Se a pandemia nos ensinou que precisávamos aprender a nos divertir dentro do espaço limitado das nossas casas, a crise econômica que se seguiu tem mostrado que também é mais barato. O desembolso com bebidas em bares e restaurantes, por exemplo, é bem mais alto do que no supermercado. Por isso, em casa podemos beber mais pagando menos e ainda economizando com o deslocamento. Além disso, os serviços de delivery de comida e bebida facilitaram muito essa transição.
Mas essa nova dinâmica não provocou mudanças somente no âmbito da casa, os espaços públicos também têm se reconfigurado para mimetizar o aconchego e o conforto do lar. Alguns exemplos dessa tendência podem ser vistos em lojas, hotéis e até mesmo nos carros. O novo BMW Vision Next, por exemplo, é revestido de madeira marchetada, suede rosa e tem um display que mais parece uma TV.
O Hotel Life House Little Havana, em Miami, instalou cortinas nos boxes das camas para garantir a privacidade e trazer mais conforto para os hóspedes.

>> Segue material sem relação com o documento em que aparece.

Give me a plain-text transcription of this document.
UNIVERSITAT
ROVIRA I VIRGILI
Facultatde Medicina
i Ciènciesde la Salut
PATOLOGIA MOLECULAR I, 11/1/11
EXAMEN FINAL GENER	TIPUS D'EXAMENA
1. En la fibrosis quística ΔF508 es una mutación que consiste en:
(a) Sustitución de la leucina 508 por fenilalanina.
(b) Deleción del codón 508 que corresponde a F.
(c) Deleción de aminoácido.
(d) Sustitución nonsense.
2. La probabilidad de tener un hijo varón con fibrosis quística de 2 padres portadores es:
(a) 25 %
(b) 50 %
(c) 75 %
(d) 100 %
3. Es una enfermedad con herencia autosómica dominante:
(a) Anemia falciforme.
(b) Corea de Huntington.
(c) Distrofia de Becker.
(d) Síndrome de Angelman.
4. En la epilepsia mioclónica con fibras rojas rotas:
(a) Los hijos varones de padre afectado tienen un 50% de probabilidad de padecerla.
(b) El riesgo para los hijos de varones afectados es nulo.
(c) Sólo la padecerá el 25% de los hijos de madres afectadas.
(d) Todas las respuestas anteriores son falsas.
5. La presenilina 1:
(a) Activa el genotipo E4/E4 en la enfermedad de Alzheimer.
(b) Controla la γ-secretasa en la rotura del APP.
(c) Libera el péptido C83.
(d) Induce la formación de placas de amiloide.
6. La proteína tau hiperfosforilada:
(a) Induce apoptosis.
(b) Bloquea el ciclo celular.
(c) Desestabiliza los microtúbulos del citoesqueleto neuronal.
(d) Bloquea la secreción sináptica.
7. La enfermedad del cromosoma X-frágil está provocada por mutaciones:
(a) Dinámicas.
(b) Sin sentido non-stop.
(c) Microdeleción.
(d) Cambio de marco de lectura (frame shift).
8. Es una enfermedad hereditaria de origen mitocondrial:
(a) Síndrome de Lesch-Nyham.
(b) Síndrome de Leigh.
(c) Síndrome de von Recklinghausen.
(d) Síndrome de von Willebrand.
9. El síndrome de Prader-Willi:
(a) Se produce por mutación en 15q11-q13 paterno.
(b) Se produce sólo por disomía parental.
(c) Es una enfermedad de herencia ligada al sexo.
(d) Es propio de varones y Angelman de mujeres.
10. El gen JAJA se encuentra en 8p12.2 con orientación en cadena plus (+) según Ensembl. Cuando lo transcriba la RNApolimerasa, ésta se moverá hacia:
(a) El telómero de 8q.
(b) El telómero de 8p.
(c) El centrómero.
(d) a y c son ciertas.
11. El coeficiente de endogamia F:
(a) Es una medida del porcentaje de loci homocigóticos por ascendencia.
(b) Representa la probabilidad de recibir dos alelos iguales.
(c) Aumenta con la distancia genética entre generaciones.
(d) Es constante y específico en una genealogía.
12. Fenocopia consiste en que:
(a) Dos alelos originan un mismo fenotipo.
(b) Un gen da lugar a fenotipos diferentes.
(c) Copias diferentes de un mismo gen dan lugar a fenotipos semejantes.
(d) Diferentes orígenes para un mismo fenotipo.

Mas quem se superou mesmo foi a Flagship Store da John Lewis, na Oxford Street, em Londres. No 3º andar da loja de departamentos foi inaugurado, no ano passado, o The Residence, um flat luxuoso com cozinha, suíte de casal e sala de jantar, onde os clientes podem passar a noite desfrutando de todos os itens da loja, da decoração à roupa de cama. Com isso, a loja espera um aumento nas vendas já que oferecem a experiência de experimentar os itens antes do momento decisivo da compra.
Mas se você não tem a noite toda livre, pode tirar uma "soneca" de 2 horas na sessão de cama, mesa e banho da loja, com direito a pijama, fone de ouvido com noise cancelling, lençóis de linho e até uma sessão de massagem. É claro se você não se importar com o fato de ser observado pela legião de clientes que continuarão vagando pela loja enquanto você dorme.
Outra tendência são os chamados HOME SHOWROOMS, apartamentos nos quais tudo está à venda, da mobília aos objetos de decoração. Eles estão ficando cada vez mais populares e se tornando um meio eficiente de criar uma experiência única de marca.
Uma parceria da revista de design inglesa Cereal Magazine com a imobiliária Aucoot Real Estate, em Londres, criou uma vivência inédita no mercado imobiliário. A revista decorou a cobertura ofertada pela imobiliária e os clientes interessados na compra do apartamento podiam agendar uma estadia para experimentar como seria morar ali antes de tomar a decisão de compra.
Outro casamento que deu frutos foi o da imobiliária australiana Microluxe Property com o Airbnb, em Melbourne, na Austrália: um apartamento de aluguel temporário super bem decorado onde os hóspedes podem comprar tudo quando fazem o check-out. Uma espécie de galeria de arte que se renova a cada estadia.
Outro legado da pandemia e da decorrente crise econômica que veio a reboque foi a ocasião de receber em casa. De acordo com o instituto de pesquisas Gfk: ¼ das pessoas recebem amigos em casa diária ou semanalmente e ⅓, mensalmente. Ou seja, mais pessoas estão criando ambientes pensados especialmente para acomodar essa nova função. E o design também muda, já que as pessoas gastam mais tempo e esforço na decoração para exibir suas casas.
Designers estão crescendo seu grau de influência nas redes sociais com perfis ligados a estilos de decoração maximalista de cores fortes, inspirados em bares e restaurantes descolados das grandes metrópoles, como é o caso de Natasha Webb, Evie Kemp e Erica Prince (famosa por seus vasos de formatos inusitados).
Seja dentro ou fora de casa, já não temos mais saída, a casa está em todo lugar. Ela retomou o protagonismo que havia perdido e agora reina absoluta nas nossas vidas. E esse reinado parece que veio para ficar.